Il ressort de l'ordonnance entreprise que Mme Depoil et M. Gautriniaire entendent fonder sur les articles 1641 et 1648 du Code civil l'action au fond qu'ils projettent d'engager ultérieurement.
Ils ont agi contre la société SRD Com Aubière dans le délai de deux ans à compter de la découverte des défauts affectant le véhicule.
Au 14 novembre 2013, date à laquelle la société Fiat France a été assignée en déclaration d'ordonnance commune, le délai de prescription de l'article L. 110-4 du Code de commerce, lequel avait commencé à courir à compter du 8 juin 2006, date de la vente du châssis-porteur à la société Pilote, réduit de 10 à 5 ans par la loi n° 2008-561 du 17 juin 2008, entrée en vigueur le 18 juin 2008, était en revanche expiré depuis le 18 juin 2013.
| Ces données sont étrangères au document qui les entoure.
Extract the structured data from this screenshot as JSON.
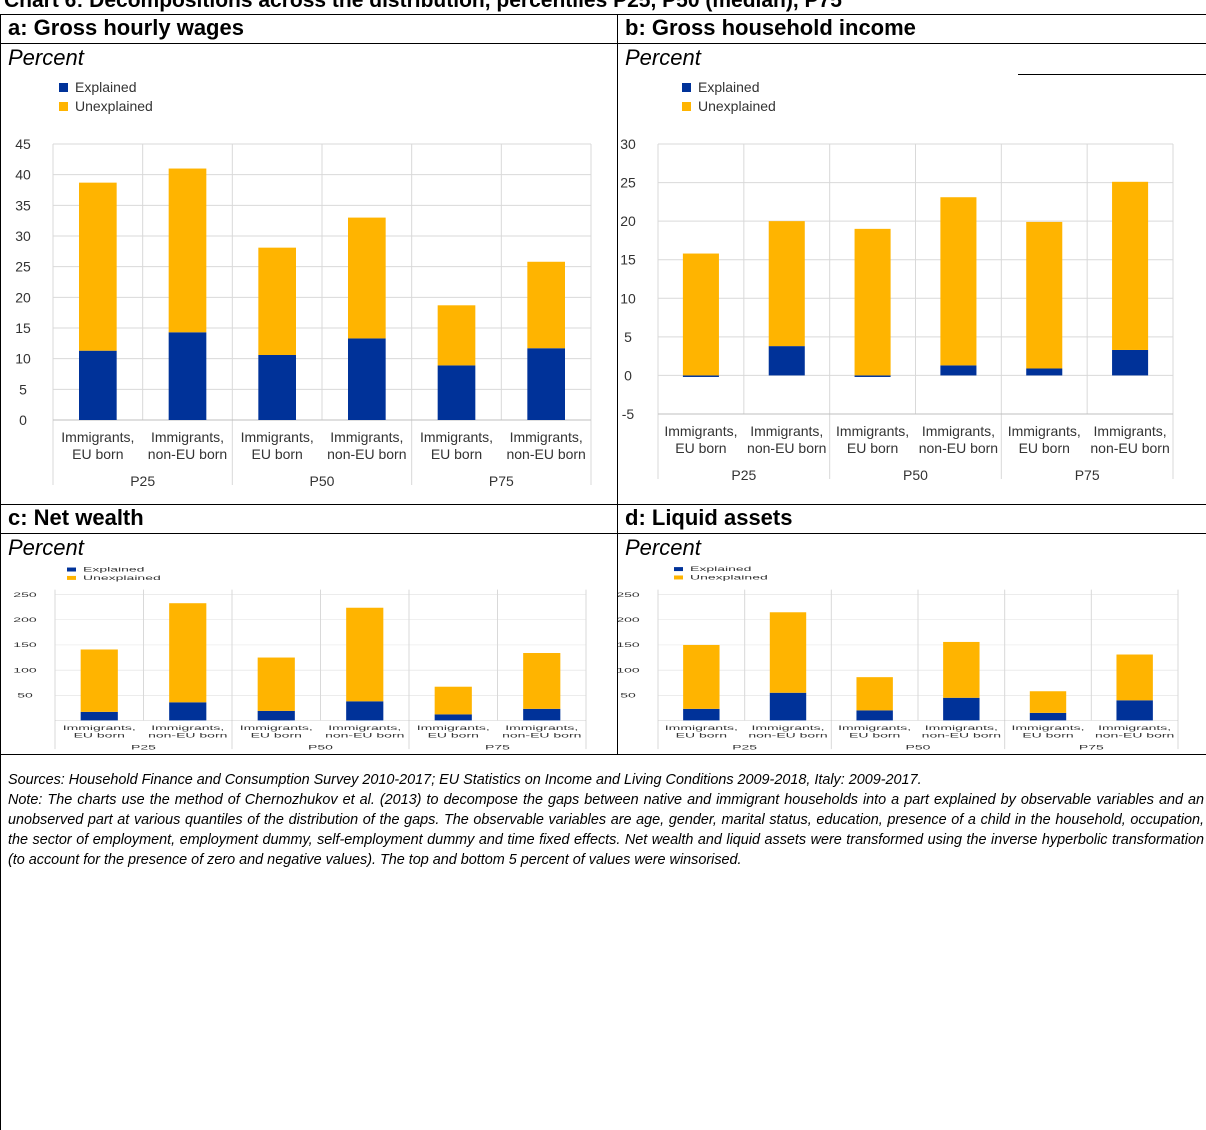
{
  "title": "Chart 6: Decompositions across the distribution, percentiles P25, P50 (median), P75",
  "panels": [
    {
      "title": "a: Gross hourly wages",
      "unit": "Percent"
    },
    {
      "title": "b: Gross household income",
      "unit": "Percent"
    },
    {
      "title": "c: Net wealth",
      "unit": "Percent"
    },
    {
      "title": "d: Liquid assets",
      "unit": "Percent"
    }
  ],
  "notes": {
    "sources": "Sources: Household Finance and Consumption Survey 2010-2017; EU Statistics on Income and Living Conditions 2009-2018, Italy: 2009-2017.",
    "note": "Note: The charts use the method of Chernozhukov et al. (2013) to decompose the gaps between native and immigrant households into a part explained by observable variables and an unobserved part at various quantiles of the distribution of the gaps. The observable variables are age, gender, marital status, education, presence of a child in the household, occupation, the sector of employment, employment dummy, self-employment dummy and time fixed effects. Net wealth and liquid assets were transformed using the inverse hyperbolic transformation (to account for the presence of zero and negative values). The top and bottom 5 percent of values were winsorised."
  },
  "colors": {
    "explained": "#003299",
    "unexplained": "#FFB400",
    "grid": "#d9d9d9",
    "axis": "#bfbfbf"
  },
  "chart_data": [
    {
      "type": "bar",
      "stacked": true,
      "categories": [
        "Immigrants, EU born",
        "Immigrants, non-EU born",
        "Immigrants, EU born",
        "Immigrants, non-EU born",
        "Immigrants, EU born",
        "Immigrants, non-EU born"
      ],
      "groups": [
        "P25",
        "P50",
        "P75"
      ],
      "series": [
        {
          "name": "Explained",
          "values": [
            11.3,
            14.3,
            10.6,
            13.3,
            8.9,
            11.7
          ]
        },
        {
          "name": "Unexplained",
          "values": [
            27.4,
            26.7,
            17.5,
            19.7,
            9.8,
            14.1
          ]
        }
      ],
      "ylim": [
        0,
        45
      ],
      "yticks": [
        0,
        5,
        10,
        15,
        20,
        25,
        30,
        35,
        40,
        45
      ],
      "legend": "top-left",
      "grid": true
    },
    {
      "type": "bar",
      "stacked": true,
      "categories": [
        "Immigrants, EU born",
        "Immigrants, non-EU born",
        "Immigrants, EU born",
        "Immigrants, non-EU born",
        "Immigrants, EU born",
        "Immigrants, non-EU born"
      ],
      "groups": [
        "P25",
        "P50",
        "P75"
      ],
      "series": [
        {
          "name": "Explained",
          "values": [
            -0.2,
            3.8,
            -0.2,
            1.3,
            0.9,
            3.3
          ]
        },
        {
          "name": "Unexplained",
          "values": [
            15.8,
            16.2,
            19.0,
            21.8,
            19.0,
            21.8
          ]
        }
      ],
      "ylim": [
        -5,
        30
      ],
      "yticks": [
        -5,
        0,
        5,
        10,
        15,
        20,
        25,
        30
      ],
      "legend": "top-left",
      "grid": true
    },
    {
      "type": "bar",
      "stacked": true,
      "categories": [
        "Immigrants, EU born",
        "Immigrants, non-EU born",
        "Immigrants, EU born",
        "Immigrants, non-EU born",
        "Immigrants, EU born",
        "Immigrants, non-EU born"
      ],
      "groups": [
        "P25",
        "P50",
        "P75"
      ],
      "series": [
        {
          "name": "Explained",
          "values": [
            17,
            36,
            19,
            38,
            12,
            23
          ]
        },
        {
          "name": "Unexplained",
          "values": [
            124,
            197,
            106,
            186,
            55,
            111
          ]
        }
      ],
      "ylim": [
        0,
        260
      ],
      "yticks": [
        50,
        100,
        150,
        200,
        250
      ],
      "legend": "top-left",
      "grid": true
    },
    {
      "type": "bar",
      "stacked": true,
      "categories": [
        "Immigrants, EU born",
        "Immigrants, non-EU born",
        "Immigrants, EU born",
        "Immigrants, non-EU born",
        "Immigrants, EU born",
        "Immigrants, non-EU born"
      ],
      "groups": [
        "P25",
        "P50",
        "P75"
      ],
      "series": [
        {
          "name": "Explained",
          "values": [
            23,
            55,
            20,
            45,
            15,
            40
          ]
        },
        {
          "name": "Unexplained",
          "values": [
            127,
            160,
            66,
            111,
            43,
            91
          ]
        }
      ],
      "ylim": [
        0,
        260
      ],
      "yticks": [
        50,
        100,
        150,
        200,
        250
      ],
      "legend": "top-left",
      "grid": true
    }
  ]
}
Mme Depoil et M. Gautriniaire ne disposant ainsi d'aucune action recevable au fond, ne justifient d'aucun intérêt légitime à agir, de sorte que l'ordonnance déférée doit être infirmée en ce qu'elle a déclaré commune et opposable à la société Fiat France les opérations d'expertise résultant de l'ordonnance de référé en date du 3 septembre 2013.
La situation économique des intimés, tenus aux dépens, conduit la cour à ne pas faire application des dispositions de l'article 700 du Code de procédure civile au profit de l'appelante.
Par ces motifs LA COUR, après en avoir délibéré conformément à la loi, Statuant publiquement, par arrêt rendu par défaut, Infirme la décision déférée en ce qu'elle a déclaré commune et opposable à la société Fiat France les opérations d'expertise résultant de l'ordonnance de référé rendue le 3 septembre 2013 par le président du Tribunal de grande instance de Moulins, Statuant à nouveau sur le chef infirmé, Déboute Mme Depoil et M. Gautriniaire de leur demande tendant à ce que les opérations d'expertise résultant de l'ordonnance de référé rendue le 3 septembre 2013 par le président du Tribunal de grande instance de Moulins soient déclarées communes et opposables à la société Fiat France, Confirme, pour le surplus, la décision déférée, Déboute la société Fiat France de sa demande fondée sur les dispositions de l'article 700 du Code de procédure civile, Condamne Mme Depoil et M. Gautriniaire aux dépens de première instance et d'appel.